Investigando a máfia que adultera gasolina há alguns anos, a deputada Cidinha Campos (PDT) reuniu uma série de documentos sobre as ligações da máfia do combustível na Alerj, que entregará ao presidente da Casa, Jorge Picciani (PMDB).

¿ O homem acusado de ser o cabeça da máfia está dentro de um gabinete da Alerj. Além disso, ele tem sócios que contribuíram para outras campanhas de deputados estaduais, alguns que inclusive já estão sendo investigados ¿ disse Cidinha Campos. ¿ Assim como a CPI da Loterj, a CPI dos Combustíveis na Câmara (dos Deputados, em Brasília) também não investigou ninguém. Eles convocavam as testemunhas e desconvocavam.

Documentos revelam que, de fato, Renan também tem ligações com outros parlamentares do Rio. Além de trabalhar para Brazão, sócios do empresário em postos de gasolina, como Domingos Gonçalves dos Santos, um dos donos do Bam Bam e de outros postos de gasolina, doou R$ 5 mil para a campanha do deputado federal André Luiz (PMDB), que tem base no Rio e já foi do Legislativo estadual. Prova do bom trânsito de Domingos na Alerj é que ele ganhou a mais alta honraria da casa, a Medalha Pedro Ernesto, por indicação de outro parlamentar, Ely Patrício, atualmente sem partido.

O Posto Bam Bam também fez doação de R$ 4 mil para o mesmo André Luiz. Um outro sócio de Renan no mesmo posto, Vilarino dos Santos Gomes, ainda contribuiu com R$ 5 mil para ninguém menos do que a deputada estadual Eliana Ribeiro (PMDB), mulher do parlamentar.
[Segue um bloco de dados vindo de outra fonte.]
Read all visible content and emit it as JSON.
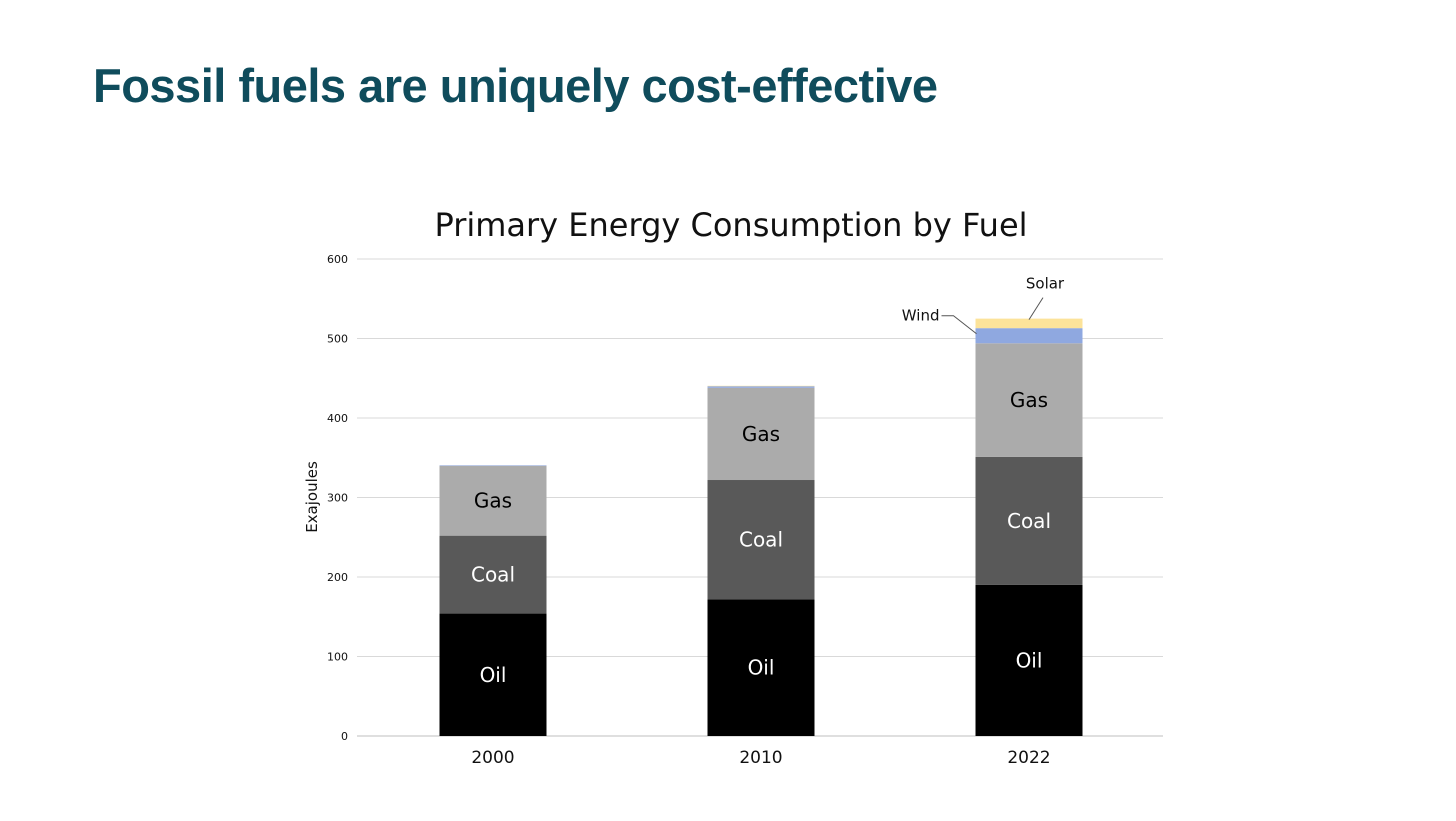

André Luiz está no momento no olho de furacão na Câmara de Deputados, ameaçado de cassação por envolvimento num escândalo: ele teria tentado extorquir R$ 4 milhões do empresário Carlos Augusto Ramos, o Carlinhos Cachoeira, para retirá-lo do relatório final da CPI da Loterj na Alerj.

Durante a operação Poeira no Asfalto, realizada pela Polícia Federal anteontem, quando foram presas 42 pessoas, foram capturados, além de Renan, os empresários Paulo Roberto Prette e Sidmar Ribeiro da silva. Eles comandariam o esquema que contaria com a participação de policiais rodoviários federais, fiscais da Receita estadual e da Feema. Com escutas autorizadas pela Justiça, a polícia reuniu provas de que o grupo viria há pelo menos cinco anos adulterando combustível e sonegando impostos, causando um prejuízo de R$ 5 bilhões anuais.